3. Agents might appear as subcomponents of non-agents, and then take over at crucial moments, e.g. to predict the next word in the text you run a mental simulation of a human deciding what to write, and eventually the simulation realizes what is happening and plays along until it is no longer in training...

3.5 Probable environment hacking stuff, e.g. "the universal prior is malign"

[-]John_Maxwell6yΩ250

I think there is a bit of a motte and bailey structure to our conversation. In your post above, you wrote: "to be competitive prosaic AI safety schemes must deliberately create misaligned mesa-optimizers" (emphasis mine). And now in bullet point 2, we have (paraphrase) "maybe if you had a really weird/broken training scheme where it's possible to sabotage rival subnetworks, agenty things get selected for somehow [probably in a way that makes the system as a whole less competitive]". I realize this is a bit of a caricature, and I don't mean to call you out or anything, but this is a pattern I've seen in AI safety discussions and it seemed worth flagging.
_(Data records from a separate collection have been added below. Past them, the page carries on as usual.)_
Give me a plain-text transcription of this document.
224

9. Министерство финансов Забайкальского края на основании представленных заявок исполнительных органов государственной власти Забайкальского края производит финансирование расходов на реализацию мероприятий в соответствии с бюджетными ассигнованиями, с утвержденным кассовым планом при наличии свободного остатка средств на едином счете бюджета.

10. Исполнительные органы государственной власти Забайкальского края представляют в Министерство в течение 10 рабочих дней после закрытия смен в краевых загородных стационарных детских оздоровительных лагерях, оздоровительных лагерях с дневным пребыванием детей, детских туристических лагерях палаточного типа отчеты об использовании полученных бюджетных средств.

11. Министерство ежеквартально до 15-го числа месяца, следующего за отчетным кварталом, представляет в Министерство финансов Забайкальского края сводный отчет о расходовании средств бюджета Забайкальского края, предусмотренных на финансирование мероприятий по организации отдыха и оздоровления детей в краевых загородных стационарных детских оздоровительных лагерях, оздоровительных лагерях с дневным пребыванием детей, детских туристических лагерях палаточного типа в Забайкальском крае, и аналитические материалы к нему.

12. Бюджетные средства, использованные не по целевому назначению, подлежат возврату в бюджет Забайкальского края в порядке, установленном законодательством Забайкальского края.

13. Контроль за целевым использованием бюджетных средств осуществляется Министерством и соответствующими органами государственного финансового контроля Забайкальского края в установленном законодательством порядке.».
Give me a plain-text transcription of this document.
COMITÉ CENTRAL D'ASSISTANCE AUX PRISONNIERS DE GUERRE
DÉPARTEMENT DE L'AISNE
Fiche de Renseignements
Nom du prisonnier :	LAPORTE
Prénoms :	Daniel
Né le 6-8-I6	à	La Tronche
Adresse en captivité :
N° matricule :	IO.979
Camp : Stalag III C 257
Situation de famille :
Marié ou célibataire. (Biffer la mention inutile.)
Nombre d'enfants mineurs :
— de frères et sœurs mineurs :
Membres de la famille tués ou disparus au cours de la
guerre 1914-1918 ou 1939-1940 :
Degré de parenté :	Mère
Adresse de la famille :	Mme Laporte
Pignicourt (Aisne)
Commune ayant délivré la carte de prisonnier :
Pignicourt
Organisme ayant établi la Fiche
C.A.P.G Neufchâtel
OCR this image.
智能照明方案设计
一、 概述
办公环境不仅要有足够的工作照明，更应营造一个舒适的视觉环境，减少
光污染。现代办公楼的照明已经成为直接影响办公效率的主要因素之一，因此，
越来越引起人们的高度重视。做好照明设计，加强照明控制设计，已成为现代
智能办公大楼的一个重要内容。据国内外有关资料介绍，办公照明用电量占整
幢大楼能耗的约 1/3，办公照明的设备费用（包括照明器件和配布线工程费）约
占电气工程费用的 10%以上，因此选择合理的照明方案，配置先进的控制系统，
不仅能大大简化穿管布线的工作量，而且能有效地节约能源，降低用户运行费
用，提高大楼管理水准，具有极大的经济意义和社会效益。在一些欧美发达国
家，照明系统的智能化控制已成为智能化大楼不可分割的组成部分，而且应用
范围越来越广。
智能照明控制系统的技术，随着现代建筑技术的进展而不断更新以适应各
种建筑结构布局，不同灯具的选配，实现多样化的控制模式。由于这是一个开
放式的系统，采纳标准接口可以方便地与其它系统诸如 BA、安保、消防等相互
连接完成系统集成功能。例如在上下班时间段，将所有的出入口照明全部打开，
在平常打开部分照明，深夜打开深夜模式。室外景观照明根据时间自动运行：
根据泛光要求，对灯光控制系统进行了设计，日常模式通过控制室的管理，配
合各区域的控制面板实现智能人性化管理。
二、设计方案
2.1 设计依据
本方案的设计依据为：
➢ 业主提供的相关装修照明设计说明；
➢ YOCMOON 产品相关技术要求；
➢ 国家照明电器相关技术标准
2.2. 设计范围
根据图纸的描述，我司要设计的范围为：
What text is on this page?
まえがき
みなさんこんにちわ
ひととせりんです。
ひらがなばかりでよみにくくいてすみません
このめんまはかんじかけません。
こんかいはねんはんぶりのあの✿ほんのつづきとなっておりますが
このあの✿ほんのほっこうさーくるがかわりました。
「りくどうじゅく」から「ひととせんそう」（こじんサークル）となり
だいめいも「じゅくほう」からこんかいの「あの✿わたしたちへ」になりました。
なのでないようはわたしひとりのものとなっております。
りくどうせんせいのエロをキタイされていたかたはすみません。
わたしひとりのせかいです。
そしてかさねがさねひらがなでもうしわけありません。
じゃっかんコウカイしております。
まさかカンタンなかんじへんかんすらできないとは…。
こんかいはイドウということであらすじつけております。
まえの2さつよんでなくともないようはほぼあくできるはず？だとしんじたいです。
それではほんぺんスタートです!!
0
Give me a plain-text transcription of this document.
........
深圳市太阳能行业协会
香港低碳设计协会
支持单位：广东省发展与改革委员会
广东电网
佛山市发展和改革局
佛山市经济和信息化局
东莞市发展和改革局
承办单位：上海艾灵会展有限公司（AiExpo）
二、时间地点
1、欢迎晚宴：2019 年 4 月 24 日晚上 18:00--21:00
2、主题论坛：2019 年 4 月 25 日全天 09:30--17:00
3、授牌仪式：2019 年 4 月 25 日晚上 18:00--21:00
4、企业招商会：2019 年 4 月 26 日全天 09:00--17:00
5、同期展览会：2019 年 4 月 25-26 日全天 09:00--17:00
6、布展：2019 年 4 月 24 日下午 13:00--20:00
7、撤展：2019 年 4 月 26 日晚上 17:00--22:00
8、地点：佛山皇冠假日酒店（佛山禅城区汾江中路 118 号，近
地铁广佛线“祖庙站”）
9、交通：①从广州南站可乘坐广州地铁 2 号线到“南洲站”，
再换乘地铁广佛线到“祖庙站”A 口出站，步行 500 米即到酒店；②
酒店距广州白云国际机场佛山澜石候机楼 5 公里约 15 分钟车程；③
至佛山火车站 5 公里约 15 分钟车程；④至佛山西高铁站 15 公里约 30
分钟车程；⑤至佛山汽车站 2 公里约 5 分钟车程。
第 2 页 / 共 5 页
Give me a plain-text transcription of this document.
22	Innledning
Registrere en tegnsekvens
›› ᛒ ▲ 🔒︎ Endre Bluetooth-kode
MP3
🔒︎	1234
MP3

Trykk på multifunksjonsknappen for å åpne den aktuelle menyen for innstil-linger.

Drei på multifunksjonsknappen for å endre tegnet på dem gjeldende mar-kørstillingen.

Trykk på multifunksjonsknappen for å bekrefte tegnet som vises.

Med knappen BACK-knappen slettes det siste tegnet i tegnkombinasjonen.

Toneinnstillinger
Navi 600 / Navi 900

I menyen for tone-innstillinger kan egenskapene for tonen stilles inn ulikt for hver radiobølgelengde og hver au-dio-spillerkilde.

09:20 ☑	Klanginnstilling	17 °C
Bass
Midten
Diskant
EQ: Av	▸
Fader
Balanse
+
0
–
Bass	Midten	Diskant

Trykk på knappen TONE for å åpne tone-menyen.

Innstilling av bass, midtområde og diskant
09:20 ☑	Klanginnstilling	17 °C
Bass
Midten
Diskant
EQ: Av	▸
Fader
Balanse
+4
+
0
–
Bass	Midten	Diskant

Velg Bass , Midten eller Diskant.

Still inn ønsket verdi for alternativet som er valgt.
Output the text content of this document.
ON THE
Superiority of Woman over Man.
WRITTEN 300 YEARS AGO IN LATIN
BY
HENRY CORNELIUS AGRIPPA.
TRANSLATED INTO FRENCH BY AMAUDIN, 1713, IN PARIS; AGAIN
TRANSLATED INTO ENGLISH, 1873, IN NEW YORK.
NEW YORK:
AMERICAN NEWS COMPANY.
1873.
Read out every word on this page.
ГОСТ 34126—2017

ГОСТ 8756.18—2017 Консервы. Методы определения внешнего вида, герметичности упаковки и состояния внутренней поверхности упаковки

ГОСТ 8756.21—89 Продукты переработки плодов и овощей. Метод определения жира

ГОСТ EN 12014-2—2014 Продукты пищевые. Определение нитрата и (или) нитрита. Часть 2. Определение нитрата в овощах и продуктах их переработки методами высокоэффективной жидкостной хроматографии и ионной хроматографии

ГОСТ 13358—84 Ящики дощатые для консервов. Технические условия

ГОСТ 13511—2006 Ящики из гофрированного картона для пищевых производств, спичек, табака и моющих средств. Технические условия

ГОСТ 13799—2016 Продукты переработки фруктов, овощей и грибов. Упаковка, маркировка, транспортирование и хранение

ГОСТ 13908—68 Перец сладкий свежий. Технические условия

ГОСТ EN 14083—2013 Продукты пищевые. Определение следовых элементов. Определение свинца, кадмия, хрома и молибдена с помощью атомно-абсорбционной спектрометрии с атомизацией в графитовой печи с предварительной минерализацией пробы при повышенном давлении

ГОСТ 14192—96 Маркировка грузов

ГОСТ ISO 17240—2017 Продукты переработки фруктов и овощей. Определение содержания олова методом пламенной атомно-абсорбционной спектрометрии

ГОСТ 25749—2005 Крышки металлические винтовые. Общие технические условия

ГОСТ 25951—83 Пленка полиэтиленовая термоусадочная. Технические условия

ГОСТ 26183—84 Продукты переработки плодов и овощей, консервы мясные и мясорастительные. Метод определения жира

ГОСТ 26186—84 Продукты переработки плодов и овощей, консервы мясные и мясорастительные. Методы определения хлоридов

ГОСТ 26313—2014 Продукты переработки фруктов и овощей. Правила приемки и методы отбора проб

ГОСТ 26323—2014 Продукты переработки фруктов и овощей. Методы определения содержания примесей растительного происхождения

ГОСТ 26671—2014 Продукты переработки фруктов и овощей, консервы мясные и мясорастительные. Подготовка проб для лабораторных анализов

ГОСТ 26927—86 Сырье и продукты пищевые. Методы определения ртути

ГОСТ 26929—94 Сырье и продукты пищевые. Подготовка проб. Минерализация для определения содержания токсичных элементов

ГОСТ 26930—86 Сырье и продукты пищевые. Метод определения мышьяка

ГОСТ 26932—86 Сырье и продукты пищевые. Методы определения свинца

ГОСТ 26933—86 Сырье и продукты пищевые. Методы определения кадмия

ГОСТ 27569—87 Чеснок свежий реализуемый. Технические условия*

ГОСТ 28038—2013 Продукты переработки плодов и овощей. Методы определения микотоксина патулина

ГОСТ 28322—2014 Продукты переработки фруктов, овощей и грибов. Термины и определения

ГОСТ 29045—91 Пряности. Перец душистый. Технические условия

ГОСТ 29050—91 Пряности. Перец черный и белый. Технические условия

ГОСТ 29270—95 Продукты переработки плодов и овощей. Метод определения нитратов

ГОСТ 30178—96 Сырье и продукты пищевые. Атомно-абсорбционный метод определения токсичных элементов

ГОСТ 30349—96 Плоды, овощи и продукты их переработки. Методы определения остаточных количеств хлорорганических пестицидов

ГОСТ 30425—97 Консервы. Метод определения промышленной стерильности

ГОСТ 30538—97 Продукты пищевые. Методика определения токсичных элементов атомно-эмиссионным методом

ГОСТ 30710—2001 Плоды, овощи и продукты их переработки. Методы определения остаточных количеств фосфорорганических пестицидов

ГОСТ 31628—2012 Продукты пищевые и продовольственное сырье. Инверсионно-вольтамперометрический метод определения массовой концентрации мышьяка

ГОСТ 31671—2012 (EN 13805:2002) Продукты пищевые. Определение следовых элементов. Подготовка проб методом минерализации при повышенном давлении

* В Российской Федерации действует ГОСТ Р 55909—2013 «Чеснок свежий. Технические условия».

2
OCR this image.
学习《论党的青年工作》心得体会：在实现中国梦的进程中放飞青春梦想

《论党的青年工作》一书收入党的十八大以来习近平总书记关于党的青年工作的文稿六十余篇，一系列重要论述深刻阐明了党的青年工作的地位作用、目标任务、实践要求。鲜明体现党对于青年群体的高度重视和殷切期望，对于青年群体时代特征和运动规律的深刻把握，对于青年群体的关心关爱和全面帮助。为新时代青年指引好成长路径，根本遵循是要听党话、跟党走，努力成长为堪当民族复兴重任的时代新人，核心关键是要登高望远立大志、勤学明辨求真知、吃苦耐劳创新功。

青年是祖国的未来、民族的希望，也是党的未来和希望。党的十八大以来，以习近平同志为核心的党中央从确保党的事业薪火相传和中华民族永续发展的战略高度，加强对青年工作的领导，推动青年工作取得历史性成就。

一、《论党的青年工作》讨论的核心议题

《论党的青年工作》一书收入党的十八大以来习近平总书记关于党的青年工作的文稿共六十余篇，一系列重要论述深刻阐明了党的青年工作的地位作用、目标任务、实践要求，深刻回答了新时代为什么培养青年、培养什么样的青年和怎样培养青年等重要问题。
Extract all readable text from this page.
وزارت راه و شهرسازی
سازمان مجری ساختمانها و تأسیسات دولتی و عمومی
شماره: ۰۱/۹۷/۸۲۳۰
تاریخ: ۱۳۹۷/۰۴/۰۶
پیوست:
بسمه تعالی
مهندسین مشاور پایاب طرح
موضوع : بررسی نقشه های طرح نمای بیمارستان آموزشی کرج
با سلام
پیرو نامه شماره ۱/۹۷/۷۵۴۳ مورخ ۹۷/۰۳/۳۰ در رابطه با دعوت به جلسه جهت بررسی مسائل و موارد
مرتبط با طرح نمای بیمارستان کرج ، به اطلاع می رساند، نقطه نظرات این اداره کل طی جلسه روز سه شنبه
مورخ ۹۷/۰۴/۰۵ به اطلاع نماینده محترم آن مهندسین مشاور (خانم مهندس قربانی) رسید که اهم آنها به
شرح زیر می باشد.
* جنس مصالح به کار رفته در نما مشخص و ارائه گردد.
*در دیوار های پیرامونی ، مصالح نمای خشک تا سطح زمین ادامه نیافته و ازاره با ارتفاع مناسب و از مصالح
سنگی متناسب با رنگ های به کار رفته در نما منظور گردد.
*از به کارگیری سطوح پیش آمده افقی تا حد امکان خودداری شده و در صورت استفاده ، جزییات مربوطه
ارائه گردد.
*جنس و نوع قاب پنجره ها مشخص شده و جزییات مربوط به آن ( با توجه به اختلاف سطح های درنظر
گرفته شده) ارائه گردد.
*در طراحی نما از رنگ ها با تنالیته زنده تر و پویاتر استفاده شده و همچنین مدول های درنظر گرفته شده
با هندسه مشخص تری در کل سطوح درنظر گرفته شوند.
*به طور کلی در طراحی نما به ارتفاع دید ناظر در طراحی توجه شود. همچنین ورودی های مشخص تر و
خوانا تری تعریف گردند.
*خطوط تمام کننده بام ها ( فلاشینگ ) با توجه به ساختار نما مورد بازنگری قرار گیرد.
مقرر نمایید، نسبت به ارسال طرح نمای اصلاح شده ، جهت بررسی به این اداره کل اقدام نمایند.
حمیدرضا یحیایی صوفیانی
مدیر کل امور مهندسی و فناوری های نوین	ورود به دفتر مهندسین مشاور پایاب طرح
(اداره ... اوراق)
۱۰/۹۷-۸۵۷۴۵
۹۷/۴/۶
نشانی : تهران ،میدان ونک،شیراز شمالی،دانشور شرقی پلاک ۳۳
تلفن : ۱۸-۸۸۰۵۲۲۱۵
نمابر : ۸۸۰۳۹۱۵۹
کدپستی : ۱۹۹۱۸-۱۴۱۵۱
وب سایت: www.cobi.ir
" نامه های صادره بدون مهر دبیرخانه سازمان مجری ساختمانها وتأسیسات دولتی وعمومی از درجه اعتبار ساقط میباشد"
Anyway, I think there is a discussion worth having here because most people in AI safety seem to assume RL is the thing, and RL has an agent style architecture, which seems like a pretty strong inductive bias towards mesa-optimizers. Non-RL stuff seem like a relatively unknown quantity where mesa-optimizers are concerned, and thus worth investigating, and additionally, even RL will plausibly have non-RL stuff as a subcomponent of its cognition, so still useful to know how to do non-RL stuff in a mesa-optimizer free way (so the RL agent doesn't get pwned by its own cognition).

Agent-like architectures are simple yet powerful ways of achieving arbitrary things

Why do you think that's true? I think the lack of commercial applications of reinforcement learning is evidence against this. From my perspective, RL has been a huge fad and people have been trying to shoehorn it everywhere, yet they're coming up empty handed.

Can you get more specific about how "predict the next word in this text" could benefit from an agent architecture? (Or even better, can you support your original strong claim and explain how the only way to achieve predictive performance on "predict the next word in this text" is through deliberate creation of a misaligned mesa-optimizer?)

Bullet point 3 is one of the more plausible things I've heard -- but it seems fairly surmountable.

[-]Daniel Kokotajlo6yΩ230

Re: Motte-and-bailey: Excellent point; thank you for calling me out on it, I hadn't even realized I was doing it. I'll edit the OP to reflect this.

My revision: Depending on what kind of AI is cutting-edge, we might get a kind that isn't agenty. In that case my dilemma doesn't really arise, since mesa-optimizers aren't a problem. One way we might get a kind that isn't agenty is if unsupervised learning (e.g. "predict the next word in this text") turns out to reliably produce non-agents. I am skeptical that this is true, for reasons explained in my comment thread with John_Maxwell below, but I admit it might very well be. Hopefully it is.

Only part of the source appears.